The upshot: doing nothing would have triggered an economic apocalypse.
Kristin Dziczek, who led the study, said multiplying stock prices by number of shares misses a key point.
More than 1.4 million jobs, most of them at suppliers, service and other vendors, would have been lost had the two companies been liquidated. In reality, about 193,100 jobs tied to GM and Chrysler were lost last year. Another 171,200 are being lost this year.
“We’re weighing it against what would have happened if the government had not intervened,” Dziczek said.

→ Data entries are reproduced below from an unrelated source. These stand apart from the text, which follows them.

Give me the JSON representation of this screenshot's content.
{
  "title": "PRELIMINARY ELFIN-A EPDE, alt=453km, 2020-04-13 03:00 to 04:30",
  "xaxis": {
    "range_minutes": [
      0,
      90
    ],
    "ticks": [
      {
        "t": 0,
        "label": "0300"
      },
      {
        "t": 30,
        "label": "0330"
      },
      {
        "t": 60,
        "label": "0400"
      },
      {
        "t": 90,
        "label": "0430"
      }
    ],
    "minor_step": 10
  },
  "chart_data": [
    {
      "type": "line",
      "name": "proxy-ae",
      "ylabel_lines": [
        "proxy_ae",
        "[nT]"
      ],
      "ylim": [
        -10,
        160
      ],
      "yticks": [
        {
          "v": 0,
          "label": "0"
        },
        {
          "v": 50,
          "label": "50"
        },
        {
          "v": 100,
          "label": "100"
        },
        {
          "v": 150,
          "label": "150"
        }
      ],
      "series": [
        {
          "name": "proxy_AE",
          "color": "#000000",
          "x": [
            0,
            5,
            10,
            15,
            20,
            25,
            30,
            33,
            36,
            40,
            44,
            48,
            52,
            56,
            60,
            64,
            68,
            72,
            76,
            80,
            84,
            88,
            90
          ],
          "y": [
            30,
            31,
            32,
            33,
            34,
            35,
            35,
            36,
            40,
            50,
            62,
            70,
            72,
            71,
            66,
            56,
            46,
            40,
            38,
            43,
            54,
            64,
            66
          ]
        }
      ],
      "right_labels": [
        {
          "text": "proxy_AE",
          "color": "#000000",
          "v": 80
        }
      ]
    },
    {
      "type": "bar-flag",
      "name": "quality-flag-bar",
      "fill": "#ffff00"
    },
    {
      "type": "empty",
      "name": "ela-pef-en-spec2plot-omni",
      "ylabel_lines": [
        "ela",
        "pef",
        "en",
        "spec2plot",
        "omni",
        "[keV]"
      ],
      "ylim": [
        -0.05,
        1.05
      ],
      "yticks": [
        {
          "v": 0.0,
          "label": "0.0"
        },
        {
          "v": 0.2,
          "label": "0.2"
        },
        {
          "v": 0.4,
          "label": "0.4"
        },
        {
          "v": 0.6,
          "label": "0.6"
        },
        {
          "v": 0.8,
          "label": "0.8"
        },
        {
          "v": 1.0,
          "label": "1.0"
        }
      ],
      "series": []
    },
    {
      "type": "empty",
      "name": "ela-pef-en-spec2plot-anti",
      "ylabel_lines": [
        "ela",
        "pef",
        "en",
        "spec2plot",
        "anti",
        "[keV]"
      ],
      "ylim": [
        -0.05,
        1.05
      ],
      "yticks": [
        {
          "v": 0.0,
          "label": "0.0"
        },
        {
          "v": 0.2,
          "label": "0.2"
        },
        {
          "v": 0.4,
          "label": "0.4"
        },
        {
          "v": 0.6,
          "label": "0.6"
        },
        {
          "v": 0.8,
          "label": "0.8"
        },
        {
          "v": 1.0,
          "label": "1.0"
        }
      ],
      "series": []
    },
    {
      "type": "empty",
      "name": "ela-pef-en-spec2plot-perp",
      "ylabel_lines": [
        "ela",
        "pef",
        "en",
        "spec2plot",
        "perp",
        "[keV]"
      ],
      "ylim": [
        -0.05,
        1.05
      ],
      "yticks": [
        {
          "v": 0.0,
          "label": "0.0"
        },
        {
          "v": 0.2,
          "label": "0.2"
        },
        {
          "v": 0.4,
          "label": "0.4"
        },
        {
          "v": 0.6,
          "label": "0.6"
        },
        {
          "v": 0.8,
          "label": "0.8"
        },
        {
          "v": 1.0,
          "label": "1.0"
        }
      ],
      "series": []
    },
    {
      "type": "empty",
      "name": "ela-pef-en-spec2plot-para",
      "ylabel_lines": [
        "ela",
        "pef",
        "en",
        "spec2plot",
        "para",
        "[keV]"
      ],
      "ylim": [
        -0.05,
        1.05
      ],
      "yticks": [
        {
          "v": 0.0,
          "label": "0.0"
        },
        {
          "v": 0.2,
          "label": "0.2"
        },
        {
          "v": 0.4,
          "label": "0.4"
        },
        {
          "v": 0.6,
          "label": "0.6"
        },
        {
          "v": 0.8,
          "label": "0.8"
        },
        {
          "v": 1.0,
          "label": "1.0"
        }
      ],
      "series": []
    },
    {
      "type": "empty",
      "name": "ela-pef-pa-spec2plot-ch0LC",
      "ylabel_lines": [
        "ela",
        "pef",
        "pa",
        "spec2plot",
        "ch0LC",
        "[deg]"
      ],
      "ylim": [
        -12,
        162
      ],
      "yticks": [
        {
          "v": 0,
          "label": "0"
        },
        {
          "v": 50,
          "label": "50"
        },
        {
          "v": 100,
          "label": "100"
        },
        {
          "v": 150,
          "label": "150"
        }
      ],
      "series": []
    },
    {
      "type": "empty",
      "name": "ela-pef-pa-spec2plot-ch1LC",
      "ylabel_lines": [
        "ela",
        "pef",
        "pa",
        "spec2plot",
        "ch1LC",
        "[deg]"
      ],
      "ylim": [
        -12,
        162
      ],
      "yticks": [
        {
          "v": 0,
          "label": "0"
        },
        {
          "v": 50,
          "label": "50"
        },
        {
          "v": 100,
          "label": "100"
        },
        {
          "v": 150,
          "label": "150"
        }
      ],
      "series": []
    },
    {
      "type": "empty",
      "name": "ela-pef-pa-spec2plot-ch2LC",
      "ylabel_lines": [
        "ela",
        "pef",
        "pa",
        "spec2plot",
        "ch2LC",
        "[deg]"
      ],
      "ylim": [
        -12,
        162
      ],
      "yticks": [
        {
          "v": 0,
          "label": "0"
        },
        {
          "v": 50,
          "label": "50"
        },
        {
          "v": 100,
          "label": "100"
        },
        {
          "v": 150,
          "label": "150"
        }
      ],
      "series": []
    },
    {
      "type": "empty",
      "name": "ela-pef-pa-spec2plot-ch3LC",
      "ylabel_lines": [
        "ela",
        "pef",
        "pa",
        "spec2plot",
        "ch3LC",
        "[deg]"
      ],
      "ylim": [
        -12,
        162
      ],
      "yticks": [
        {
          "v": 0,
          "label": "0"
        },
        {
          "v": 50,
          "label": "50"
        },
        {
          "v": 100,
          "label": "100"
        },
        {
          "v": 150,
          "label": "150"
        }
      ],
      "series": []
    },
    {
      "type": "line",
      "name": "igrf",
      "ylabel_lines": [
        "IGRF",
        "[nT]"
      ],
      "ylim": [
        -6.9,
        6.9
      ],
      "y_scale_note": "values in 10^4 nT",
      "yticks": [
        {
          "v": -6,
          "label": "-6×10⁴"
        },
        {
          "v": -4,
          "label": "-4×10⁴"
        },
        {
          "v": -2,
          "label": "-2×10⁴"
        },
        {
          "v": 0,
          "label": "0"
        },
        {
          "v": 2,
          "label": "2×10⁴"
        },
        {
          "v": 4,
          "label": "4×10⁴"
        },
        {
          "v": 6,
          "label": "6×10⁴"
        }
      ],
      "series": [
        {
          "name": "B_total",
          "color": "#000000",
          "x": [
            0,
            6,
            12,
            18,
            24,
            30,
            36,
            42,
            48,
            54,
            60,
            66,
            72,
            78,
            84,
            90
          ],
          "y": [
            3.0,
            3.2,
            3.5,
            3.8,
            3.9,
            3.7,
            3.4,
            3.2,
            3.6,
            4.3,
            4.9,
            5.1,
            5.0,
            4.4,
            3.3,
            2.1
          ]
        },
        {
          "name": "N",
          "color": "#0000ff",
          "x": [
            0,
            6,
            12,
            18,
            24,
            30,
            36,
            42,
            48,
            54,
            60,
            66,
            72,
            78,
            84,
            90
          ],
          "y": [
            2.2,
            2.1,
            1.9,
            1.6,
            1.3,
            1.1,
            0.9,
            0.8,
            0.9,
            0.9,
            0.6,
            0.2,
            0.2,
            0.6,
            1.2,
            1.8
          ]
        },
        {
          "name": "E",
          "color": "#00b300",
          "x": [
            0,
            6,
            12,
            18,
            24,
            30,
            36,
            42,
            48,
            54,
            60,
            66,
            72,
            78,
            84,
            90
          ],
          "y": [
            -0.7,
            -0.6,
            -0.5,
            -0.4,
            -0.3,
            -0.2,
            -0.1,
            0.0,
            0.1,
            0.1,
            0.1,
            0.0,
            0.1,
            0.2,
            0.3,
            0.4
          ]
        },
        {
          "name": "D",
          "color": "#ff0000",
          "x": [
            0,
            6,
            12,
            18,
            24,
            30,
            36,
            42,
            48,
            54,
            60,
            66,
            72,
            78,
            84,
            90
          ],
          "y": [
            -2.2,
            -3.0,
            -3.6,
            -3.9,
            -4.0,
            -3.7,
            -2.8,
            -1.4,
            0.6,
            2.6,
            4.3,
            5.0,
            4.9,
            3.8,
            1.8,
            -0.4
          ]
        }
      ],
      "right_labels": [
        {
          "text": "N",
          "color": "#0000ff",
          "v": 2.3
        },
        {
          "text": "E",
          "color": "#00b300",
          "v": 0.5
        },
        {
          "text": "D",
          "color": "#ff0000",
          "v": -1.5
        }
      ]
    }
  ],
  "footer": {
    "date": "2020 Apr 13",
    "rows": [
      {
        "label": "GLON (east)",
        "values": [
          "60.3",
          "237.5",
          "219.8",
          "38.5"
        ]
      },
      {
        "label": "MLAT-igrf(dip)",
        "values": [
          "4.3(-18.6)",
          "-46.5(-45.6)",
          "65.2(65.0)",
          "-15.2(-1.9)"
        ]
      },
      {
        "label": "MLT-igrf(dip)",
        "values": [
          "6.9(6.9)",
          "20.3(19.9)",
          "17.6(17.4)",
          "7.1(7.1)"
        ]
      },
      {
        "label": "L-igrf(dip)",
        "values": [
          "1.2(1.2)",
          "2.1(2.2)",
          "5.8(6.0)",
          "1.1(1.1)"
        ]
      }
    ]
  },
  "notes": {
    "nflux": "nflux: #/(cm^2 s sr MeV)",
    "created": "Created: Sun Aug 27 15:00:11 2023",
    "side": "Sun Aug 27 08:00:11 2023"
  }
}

Because each job at an automaker helps generate about 10 jobs through the rest of the economy, compared with two for retailers or six for electrical equipment makers, according to Deb Menk at the Center for Automotive Research, saving GM and Chrysler had a broader and quicker job-saving ripple effect.
So the total outlay was $80 billion. GM, Chrysler and Chrysler Financial have paid back $13.4 billion in principal, according to the Treasury Department.
The Center for Automotive Research study says the federal government would have spent $28.6 billion more than it did on unemployment benefits, Medicare, Social Security and other programs had the automakers liquidated.
So the entire rescue will pay for itself if the government can generate $38 billion from selling its shares.
Remember, Chrysler’s shares won’t be sold until the second half of 2011. The cash GM raised this week will be an important first step.